The downside of the BEST hood (and the model I'm describing is their best model) is the relatively higher sound level.  The minimum level goes up from 0.3 sones (the likely optimistic rating of the under-cabinet hoods…where the cabinet does most of the sound absorbing) to 1.5, and the top level goes up to 9 sones.  That top level is really too loud IMO (though other hoods can be even louder).  Now looking at the charts, the Broan Evolution 4 under cabinet hood maxes out at 7 sones (with vertical stack) and 440 CFM (never mind the 600 CFM rating for horizontal ducting which I can't use).
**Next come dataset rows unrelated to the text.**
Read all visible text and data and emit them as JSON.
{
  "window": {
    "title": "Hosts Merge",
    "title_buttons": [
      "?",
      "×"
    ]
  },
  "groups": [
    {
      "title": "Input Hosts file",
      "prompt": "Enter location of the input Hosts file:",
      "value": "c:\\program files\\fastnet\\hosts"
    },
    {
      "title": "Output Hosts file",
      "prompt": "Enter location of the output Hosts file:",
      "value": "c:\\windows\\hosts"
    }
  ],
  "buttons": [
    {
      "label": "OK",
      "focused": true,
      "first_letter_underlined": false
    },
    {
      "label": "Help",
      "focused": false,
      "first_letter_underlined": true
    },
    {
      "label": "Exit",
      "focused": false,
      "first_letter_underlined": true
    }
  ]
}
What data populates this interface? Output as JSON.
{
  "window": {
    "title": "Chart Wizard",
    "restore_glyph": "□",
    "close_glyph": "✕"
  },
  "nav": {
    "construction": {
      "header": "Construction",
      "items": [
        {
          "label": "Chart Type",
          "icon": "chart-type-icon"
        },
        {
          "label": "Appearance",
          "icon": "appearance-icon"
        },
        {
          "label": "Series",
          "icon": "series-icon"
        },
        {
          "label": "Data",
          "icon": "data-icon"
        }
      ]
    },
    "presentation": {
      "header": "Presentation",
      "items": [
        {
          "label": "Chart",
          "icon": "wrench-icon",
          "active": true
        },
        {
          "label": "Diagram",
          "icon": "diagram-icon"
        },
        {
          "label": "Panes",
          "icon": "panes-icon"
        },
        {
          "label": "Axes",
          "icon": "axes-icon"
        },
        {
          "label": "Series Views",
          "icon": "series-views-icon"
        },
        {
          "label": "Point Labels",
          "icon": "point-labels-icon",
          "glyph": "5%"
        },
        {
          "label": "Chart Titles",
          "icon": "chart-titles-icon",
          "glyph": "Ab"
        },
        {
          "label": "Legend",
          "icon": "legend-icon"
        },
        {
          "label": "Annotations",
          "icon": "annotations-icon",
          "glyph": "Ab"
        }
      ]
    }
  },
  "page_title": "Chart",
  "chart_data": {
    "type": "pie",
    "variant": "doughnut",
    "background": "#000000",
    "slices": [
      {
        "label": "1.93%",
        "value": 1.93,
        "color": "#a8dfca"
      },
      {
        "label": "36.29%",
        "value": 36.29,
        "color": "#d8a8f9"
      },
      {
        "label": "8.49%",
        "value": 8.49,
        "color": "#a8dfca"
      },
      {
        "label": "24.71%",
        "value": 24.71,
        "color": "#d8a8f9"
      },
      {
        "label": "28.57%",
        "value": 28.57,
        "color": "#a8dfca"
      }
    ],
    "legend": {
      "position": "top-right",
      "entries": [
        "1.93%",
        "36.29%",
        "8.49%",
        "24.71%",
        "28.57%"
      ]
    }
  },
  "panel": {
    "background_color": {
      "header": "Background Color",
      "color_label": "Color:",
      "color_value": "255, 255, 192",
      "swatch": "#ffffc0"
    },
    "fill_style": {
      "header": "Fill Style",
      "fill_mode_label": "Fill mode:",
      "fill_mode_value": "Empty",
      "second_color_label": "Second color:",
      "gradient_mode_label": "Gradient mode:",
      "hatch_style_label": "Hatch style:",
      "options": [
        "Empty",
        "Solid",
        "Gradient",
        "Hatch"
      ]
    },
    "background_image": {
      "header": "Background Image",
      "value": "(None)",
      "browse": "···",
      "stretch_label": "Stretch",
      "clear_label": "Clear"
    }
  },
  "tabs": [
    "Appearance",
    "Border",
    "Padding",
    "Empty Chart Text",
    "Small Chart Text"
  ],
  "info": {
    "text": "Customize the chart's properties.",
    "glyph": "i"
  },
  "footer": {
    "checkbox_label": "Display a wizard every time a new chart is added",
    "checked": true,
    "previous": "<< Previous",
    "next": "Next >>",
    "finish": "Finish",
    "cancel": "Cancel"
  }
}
If you could imagine an increase of Sones with CFM, if you could increase the Evolution 4 to the higher speed, it would also be around 9 sones or more.  At the same 400-ish speed you would imagine the Evolution and the BEST to have roughly the same noise level, with the primary difference being that the BEST simply goes faster--and louder, and the Evolution does get slightly quieter at the lowest speeds (though how much that is just specsmanship related to the cabinet we can't know without actually testing them side by side).

So while you could argue that the BEST is not louder than the Broan Evolution at the same middling CFM levels, the BEST is only louder because it goes to an actual higher CFM, it nevertheless got me looking for something quieter.

Now as far as I can tell, the Viking hoods do not give any soundness level rating.  While the Viking hoods have the same or better features than the Imperial (Viking hoods can also come with heat lamps, and fancier lighted controls), I've seen a number of negative reviews related to the quality of construction (non-deburred metal sheets), the difficulty of removing the baffle filters (and all of the top hoods have non-cloggable baffle filters btw, which the cheaper hoods don't), and the 430 grade stainless steel.  Imperial specifies the sound level for every hood they make, and also specifies that they use only 304 grade stainless which they describe as the best.  (I'm not sure that 316 might not be even better, but 304 is very good, and very few other makers use it apparently, even the very high end Viking hoods).

The heat lamps had me desiring the Viking for a few hours, but I'm thinking that when it comes time to cleaning those heat lamps are going to be an issue.  For one thing, they get in the way of the baffles for cleaning, and for another the bulbs themselves (and their holders, etc) will ultimately need cleaning.  At the end of the day, it might simply be more convenient to use the warming elements and modes on my electric cooktop instead.

Imperial seems to have been thinking about hoods much as I do from the beginning, putting an emphasis on making quiet hoods.  Their 4.6 sones rating for top speed is the lowest top speed rating I have seen anywhere.  They also have a full makeup air kit, actually slightly nicer than the Broan kit (it comes with a pre-wired sensor duct, with the Broan kit, unless your hood already has the sensor in it, as the Evolution and top BEST hoods do, you will need to install the sensor in a duct yourself, which doesn't look hard, but your installer may be reluctant, etc).

Imperial also specifies 18 gauge 304 stainless shell.  At first that didn't sound very thick.  But most cheap hoods (rattle off all the names you know) are 22 gauge.  The Viking is 18 gauge, but in the cheaper and rust-prone 430 stainless.  Only the Wolf hoods ($$$$$) are a slightly heavier 16 gauge with 304 stainless.

I also like the fact that Imperial is made in the USA.  I have not noticed any other hood makers making that claim.